Termination of activity, cessation from movement and opinion, and in a sense their death, is no evil.
Turn your thoughts now to the consideration of your life, your life as a child, as a youth, your manhood, your old age, for in these also every change was a death.
Is this anything to fear? Turn your thoughts now to your life under your grandfather, then to your life under your mother, then to your life under your father; and as you find many other differences and changes and terminations, ask yourself, is this anything to fear?
In like manner, then, neither is the termination and cessation and change of your whole life a thing to be afraid of.
—Marcus Aurelius, Meditations, Book 9.21 (tr Long)
People have all sorts of ways of showing you that that they no longer care. I have found that simply ignoring a person is the most common, the easiest solution for dealing with someone who is now undesirable or inconvenient; we think that if we look away, it must never have happened.
But the most interesting brush-off I ever received came from someone I thought would never let me down. She fixed her eyes on me quite seriously, and carefully described how she had seen an old man on the subway the previous day.
“He looked just like I know you’ll be one of these days.” Her expression was one of complete horror and disgust.
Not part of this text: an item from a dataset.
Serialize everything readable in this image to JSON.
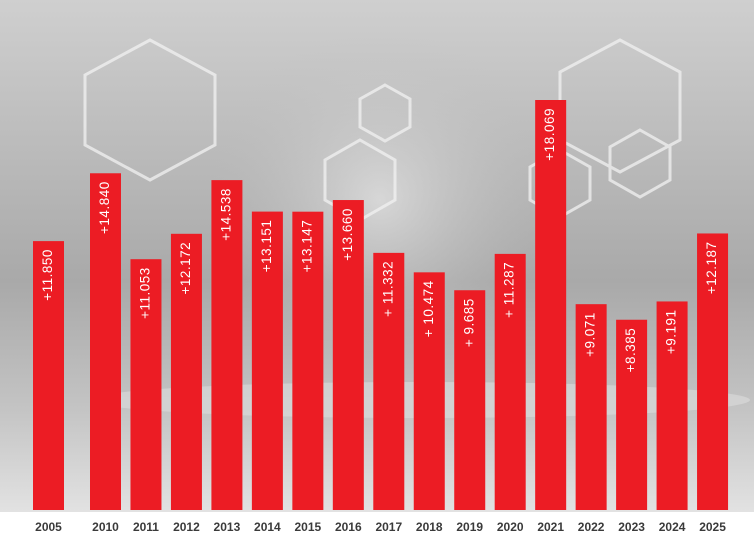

I didn’t know it at the time, but in hindsight I understood that this was her odd way of telling me that I was no longer interesting to her. The thought of an old version of me, perhaps sick, weak, or broken, was deeply unattractive.
As much as we might vehemently deny it, aging troubles us to the core. Perhaps we cringe at it in others because we know with such certainty that it will come to us as well. So we worship youth, thinking it expresses everything about vitality, and we turn away from old age, shunning it at as a sign of failure.
What we are forgetting is that every passing moment, at any time, is already an ending, a little death. The very fact that this sounds disturbing reveals our deeply rooted fear of transition. If it isn’t permanent, it must be no good. But every act of living is also an act of dying, of changing from one state into another.
The fact that nothing remains constant isn’t just a part of the process, it is the very definition of a process, a continual unfolding of action. This is as true of every part of Nature as it is of the whole of Nature, and it is as true at the beginning of our lives, or in the middle, as it is at the end, in that each and every change is itself a beginning, middle, and an end.
Why will we fear our deathbeds, but not a graduation from school, or a wedding, or the birth of a child? They are really no different at all. Why smile at one passage but cry at another?
Youth and growth are hardly evils, and neither are death and aging. They are necessary aspects of living. We can hardly love one of these and not the other.